Опустошенный Петр вперил большие, детски-наивные глаза в сурового старика, опустил по швам обессилевшие руки.
Крупный, крепкий Миних, хмуря брови, взял хилого Петра под руку и повел по кленовой аллее прочь от людей.
Многие из оставшихся вельмож стали подумывать о бегстве в лагерь государыни, положение всех их было очень незавидное.
– Слушайте меня, великий государь, внимательно, – каким-то лающим, с удушьем, голосом начал Миних. – Чрез несколько часов ваша супруга может оказаться здесь с двадцатитысячным войском и сильной артиллерией... (Петр боднул головой, захлопал глазами.) Поверьте мне, старому вояке, что ни Петергоф, где мы находимся, ни окрестности не могут против превосходных сил удержаться более двадцати минут. А я знаю скотство русского солдата: ваше слабое сопротивленце кончится тем, что озлобленные солдаты убьют вас, а окружающих ваше величество тоже убьют!
Петр резко отстранился от Миниха, задергал головой, заморгал правым глазом и сердито прошептал:
– Что вы говорите, фельдмаршал... Я не узнаю вас.
Фельдмаршал пожал плечами, в его строгих, под нависшими бровями, глазах – едва уловимые искры презрения. Несколько мгновений смотрели друг другу в лицо. Широко открытые глаза Петра вдруг испугались.
– Так что же нам делать, фельдмаршал? – растерянно спросил он.
Миних вновь взял его под руку, опять повел в глубь кленовой аллеи.
– Прежде всего, мой государь, спокойствие духа. Вы ж закаленный воин, вы ж друг великого Фридриха.
– О да! – не поняв насмешки, напыщенно воскликнул Петр, выпятил, как индюк, грудь и проткнул тростью воздух. – Дальше, фельдмаршал...
– Спасение ваше, государь, в Кронштадте: там снаряженный флот и верный гарнизон. Счастье переменчиво. Лишь бы выиграть один день. И все это ночное бунтарство в столице само собой иссякнет.
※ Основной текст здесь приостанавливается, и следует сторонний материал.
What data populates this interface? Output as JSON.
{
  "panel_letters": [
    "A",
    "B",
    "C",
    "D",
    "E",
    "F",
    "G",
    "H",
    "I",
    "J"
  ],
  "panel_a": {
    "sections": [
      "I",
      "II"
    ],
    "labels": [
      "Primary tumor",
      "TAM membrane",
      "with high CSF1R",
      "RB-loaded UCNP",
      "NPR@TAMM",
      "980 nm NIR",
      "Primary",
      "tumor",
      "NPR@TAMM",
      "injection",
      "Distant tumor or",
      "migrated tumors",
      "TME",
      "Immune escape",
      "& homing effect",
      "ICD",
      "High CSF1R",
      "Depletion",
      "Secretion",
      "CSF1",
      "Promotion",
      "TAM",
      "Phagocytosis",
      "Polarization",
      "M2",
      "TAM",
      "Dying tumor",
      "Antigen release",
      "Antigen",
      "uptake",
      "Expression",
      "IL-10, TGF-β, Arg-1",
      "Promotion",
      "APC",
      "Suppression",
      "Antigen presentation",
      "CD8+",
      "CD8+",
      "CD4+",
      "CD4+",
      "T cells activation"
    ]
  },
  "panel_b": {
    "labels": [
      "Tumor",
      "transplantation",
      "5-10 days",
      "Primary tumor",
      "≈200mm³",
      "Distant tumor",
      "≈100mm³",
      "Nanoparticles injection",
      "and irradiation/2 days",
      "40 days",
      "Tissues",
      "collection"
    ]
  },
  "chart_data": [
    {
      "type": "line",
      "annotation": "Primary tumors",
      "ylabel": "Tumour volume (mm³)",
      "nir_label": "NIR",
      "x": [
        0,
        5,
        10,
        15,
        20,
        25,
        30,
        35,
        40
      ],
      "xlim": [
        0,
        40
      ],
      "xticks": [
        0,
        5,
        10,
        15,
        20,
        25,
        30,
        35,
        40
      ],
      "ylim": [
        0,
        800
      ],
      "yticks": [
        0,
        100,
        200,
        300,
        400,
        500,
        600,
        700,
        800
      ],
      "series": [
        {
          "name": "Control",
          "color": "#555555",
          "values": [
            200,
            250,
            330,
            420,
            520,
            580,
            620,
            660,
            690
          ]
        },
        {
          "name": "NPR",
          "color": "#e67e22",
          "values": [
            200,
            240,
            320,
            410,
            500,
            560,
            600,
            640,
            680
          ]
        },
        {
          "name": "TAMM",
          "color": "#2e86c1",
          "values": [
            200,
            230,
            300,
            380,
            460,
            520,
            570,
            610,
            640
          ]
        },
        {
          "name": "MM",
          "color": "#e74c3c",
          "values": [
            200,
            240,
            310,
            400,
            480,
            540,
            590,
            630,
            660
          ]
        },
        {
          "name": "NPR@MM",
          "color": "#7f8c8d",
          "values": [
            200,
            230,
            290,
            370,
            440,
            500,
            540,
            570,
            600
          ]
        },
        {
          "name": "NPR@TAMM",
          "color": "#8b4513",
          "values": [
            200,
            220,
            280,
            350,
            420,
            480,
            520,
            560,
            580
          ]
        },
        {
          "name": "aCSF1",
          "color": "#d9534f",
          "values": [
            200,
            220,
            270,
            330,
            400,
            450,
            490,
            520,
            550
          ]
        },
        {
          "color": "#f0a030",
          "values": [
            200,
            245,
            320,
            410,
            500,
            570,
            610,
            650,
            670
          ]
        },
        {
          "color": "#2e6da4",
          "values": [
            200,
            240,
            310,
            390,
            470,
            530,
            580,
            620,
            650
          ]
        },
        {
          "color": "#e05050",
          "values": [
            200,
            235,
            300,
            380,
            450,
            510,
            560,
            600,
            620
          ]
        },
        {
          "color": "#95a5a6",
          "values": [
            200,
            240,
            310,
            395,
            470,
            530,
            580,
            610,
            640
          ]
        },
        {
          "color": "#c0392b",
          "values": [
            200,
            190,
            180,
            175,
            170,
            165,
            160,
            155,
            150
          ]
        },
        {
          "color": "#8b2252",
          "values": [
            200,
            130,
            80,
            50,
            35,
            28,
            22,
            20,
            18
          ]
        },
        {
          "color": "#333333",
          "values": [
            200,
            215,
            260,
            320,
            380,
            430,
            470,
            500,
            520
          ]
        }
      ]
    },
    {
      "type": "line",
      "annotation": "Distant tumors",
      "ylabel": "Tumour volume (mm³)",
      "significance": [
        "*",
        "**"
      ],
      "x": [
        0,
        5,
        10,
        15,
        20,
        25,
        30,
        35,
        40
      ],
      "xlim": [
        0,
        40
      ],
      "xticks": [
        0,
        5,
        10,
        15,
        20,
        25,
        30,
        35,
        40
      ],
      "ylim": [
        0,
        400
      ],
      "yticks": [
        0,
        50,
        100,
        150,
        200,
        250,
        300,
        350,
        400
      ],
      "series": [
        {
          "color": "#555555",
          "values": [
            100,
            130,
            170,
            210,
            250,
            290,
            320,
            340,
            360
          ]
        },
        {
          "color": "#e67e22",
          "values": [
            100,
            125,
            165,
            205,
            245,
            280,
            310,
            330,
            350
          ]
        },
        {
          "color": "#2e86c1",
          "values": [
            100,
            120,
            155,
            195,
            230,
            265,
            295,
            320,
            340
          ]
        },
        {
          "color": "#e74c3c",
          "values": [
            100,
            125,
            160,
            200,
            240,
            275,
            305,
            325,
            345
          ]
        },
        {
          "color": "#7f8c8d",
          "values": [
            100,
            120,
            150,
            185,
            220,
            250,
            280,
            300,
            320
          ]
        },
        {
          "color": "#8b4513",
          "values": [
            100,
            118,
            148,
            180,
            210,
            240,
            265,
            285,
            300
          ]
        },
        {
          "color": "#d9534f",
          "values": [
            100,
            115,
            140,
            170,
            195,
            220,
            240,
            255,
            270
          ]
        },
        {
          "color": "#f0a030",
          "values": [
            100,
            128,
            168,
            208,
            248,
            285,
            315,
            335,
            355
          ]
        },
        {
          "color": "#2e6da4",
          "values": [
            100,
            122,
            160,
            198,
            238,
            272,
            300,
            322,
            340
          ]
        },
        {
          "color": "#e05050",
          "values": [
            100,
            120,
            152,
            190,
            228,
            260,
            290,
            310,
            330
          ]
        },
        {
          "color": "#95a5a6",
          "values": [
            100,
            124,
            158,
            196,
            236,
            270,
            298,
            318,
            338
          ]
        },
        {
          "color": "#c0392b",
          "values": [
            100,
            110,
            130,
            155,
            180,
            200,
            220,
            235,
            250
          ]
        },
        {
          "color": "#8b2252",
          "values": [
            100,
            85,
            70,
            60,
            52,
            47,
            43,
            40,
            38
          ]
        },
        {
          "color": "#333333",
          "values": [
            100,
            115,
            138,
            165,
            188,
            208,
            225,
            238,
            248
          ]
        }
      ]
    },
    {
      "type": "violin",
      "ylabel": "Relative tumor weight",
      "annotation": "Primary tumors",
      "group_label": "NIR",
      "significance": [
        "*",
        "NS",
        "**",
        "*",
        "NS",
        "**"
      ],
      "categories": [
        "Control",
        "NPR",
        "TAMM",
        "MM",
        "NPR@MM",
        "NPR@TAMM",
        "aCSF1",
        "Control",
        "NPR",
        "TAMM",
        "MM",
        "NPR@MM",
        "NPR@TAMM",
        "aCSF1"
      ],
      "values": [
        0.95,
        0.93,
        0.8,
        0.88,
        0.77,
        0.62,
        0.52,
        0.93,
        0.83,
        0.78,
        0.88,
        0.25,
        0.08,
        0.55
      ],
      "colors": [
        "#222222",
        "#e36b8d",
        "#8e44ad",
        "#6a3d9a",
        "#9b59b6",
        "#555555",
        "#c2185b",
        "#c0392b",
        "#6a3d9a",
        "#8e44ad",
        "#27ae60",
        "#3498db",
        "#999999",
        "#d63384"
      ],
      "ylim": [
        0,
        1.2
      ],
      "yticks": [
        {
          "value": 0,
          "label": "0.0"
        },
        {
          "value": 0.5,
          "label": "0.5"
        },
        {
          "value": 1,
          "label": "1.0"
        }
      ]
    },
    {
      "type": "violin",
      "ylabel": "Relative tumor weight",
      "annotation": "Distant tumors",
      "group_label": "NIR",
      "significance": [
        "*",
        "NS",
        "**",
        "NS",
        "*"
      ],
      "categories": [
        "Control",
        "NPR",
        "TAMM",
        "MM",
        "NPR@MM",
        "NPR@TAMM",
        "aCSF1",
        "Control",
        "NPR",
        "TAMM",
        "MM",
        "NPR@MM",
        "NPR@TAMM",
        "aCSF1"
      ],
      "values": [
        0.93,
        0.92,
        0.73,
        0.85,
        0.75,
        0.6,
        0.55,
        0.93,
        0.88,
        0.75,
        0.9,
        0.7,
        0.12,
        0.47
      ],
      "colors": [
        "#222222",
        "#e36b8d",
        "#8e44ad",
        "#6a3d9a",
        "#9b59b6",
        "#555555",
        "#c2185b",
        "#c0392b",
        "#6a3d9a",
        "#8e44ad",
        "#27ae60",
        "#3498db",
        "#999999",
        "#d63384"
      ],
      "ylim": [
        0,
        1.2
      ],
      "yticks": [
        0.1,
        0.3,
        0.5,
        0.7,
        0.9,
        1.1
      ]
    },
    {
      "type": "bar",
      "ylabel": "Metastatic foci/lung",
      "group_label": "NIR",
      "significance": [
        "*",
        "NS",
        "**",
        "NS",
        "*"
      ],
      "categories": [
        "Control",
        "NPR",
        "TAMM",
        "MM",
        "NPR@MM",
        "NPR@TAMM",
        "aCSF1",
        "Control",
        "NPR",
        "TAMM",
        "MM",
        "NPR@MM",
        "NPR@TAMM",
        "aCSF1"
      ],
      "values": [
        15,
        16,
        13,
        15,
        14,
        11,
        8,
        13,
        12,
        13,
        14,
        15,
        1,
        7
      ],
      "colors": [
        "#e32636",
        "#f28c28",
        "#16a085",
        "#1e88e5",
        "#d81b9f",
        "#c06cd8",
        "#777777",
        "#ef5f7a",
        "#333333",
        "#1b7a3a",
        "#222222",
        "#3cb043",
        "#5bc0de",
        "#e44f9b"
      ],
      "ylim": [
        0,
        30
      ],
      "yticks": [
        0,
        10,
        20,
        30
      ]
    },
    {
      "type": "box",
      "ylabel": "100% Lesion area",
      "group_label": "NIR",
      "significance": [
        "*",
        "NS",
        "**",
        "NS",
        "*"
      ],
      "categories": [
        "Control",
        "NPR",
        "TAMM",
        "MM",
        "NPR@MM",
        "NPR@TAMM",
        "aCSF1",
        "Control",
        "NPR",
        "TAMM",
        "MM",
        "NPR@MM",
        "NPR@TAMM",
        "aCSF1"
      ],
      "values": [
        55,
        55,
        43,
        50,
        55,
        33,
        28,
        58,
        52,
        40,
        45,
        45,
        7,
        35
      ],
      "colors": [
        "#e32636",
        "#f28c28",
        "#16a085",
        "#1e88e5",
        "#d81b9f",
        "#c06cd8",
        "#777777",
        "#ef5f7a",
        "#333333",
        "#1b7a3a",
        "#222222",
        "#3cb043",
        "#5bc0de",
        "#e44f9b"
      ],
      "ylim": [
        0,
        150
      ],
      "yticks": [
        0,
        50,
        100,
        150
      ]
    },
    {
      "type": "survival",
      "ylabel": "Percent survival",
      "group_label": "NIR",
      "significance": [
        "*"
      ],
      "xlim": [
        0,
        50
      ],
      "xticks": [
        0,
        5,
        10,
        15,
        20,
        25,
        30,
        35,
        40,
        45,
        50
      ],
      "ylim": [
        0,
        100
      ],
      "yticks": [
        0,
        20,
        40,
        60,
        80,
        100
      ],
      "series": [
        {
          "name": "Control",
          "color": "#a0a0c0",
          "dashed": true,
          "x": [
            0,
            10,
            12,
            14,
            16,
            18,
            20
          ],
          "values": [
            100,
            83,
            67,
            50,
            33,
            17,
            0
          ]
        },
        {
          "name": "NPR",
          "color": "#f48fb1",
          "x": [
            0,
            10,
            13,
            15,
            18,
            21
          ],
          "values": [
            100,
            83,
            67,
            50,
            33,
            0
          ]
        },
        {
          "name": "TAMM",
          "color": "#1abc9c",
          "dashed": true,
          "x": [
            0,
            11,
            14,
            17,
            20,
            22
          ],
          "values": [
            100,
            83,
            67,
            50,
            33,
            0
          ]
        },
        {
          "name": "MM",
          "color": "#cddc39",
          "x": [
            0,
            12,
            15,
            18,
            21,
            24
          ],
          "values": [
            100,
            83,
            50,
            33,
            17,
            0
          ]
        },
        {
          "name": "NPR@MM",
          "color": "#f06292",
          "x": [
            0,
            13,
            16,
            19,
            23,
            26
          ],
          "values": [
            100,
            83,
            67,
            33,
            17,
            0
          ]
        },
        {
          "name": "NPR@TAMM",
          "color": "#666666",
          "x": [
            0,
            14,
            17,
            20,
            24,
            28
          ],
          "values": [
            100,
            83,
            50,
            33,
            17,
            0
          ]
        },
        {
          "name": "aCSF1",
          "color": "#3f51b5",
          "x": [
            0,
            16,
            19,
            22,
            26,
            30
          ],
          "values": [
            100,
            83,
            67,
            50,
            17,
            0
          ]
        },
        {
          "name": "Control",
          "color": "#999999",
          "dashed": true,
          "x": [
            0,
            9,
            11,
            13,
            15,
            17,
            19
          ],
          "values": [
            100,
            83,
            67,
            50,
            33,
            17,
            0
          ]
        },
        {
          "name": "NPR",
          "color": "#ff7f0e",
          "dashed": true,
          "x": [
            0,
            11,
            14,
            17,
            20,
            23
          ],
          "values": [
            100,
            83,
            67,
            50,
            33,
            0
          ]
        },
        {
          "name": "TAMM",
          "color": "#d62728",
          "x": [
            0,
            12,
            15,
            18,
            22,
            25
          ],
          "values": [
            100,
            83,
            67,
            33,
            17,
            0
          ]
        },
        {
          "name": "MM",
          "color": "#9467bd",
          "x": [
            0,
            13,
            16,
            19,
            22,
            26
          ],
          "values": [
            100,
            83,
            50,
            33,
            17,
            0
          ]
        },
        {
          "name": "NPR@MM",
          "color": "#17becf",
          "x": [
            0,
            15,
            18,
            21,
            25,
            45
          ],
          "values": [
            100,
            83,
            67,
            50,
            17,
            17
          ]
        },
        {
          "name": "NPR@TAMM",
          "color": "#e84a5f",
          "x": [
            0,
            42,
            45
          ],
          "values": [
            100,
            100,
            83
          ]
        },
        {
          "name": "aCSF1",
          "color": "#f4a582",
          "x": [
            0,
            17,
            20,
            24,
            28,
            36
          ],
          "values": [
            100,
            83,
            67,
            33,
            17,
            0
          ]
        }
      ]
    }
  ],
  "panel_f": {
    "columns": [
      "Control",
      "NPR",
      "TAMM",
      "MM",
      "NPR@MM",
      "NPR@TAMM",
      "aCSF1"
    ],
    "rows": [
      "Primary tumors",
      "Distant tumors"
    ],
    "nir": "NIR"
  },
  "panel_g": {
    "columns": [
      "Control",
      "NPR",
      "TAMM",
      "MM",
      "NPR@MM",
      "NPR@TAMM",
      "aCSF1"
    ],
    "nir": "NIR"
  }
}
А ежели б и продолжалось оно, то на вашей стороне, государь, будут грозные силы, которые могут заставить трепетать восставший Петербург... Тр-ре-петать! – с треском произнес Миних и погрозил в сторону столицы.
Петр вырвался от Миниха, как с привязи щенок, и, помахивая тросточкой, помчался к толпе придворных с криком:
– Господа, мы спасены!
В Кронштадт немедленно отплыл на шлюпке генерал голштинского отряда Девьер и князь Иван Сергеевич Барятинский с высочайшим повелением приготовить крепость к принятию государя. А первый приказ о присылке в Петергоф военной силы в три тысячи штыков – отменить.
Из Ораниенбаума подошли тем временем с развернутыми знаменами голштинские войска и небольшие русские части. Одушевленный их приходом и советами фельдмаршала, Петр впал в воинственное настроение. Велел привести отряд в боевой порядок, а свите запальчиво сказал:
– Мне не подобает бежать, не сразившись с неприятелем. И вы все трусы, трусы! И Миних трус.
Приказал войскам занимать высоты в зверинце, рыть окопы, выставить все пушки. От Петра утаили, что у артиллерии ядер очень мало, а картечи вовсе нет. Общее командование голштинским отрядом и русскими частями Петр поручил своему любимцу генерал-майору Измайлову.
– Михайло Львович, я тебя почитаю своим другом. Будешь ли верен мне?
– Буду, государь.
– Клянешься ли?
– Клянусь!..
Было четыре часа дня.
В этот час у Зимнего дворца начался маскарад с переодеванием: каптенармусы привезли в особых фурах старые елизаветинские мундиры; солдаты срывали с себя ненавистную прусскую форму, бросали каски, облачались в прежнее обмундирование.
Выйдя из Зимнего еще недостроенного дворца, чтоб перебраться в Елизаветинский, что у Полицейского моста, Екатерина не узнала своих переодевшихся войск, так же шумно приветствовавших ее.
В Елизаветинском дворце состоялось совещание генералитета: как быть с низложенным Петром и вообще что делать дальше? И опять спешно строчились указы, приказы, именные повеления, опять летели во все стороны гонцы.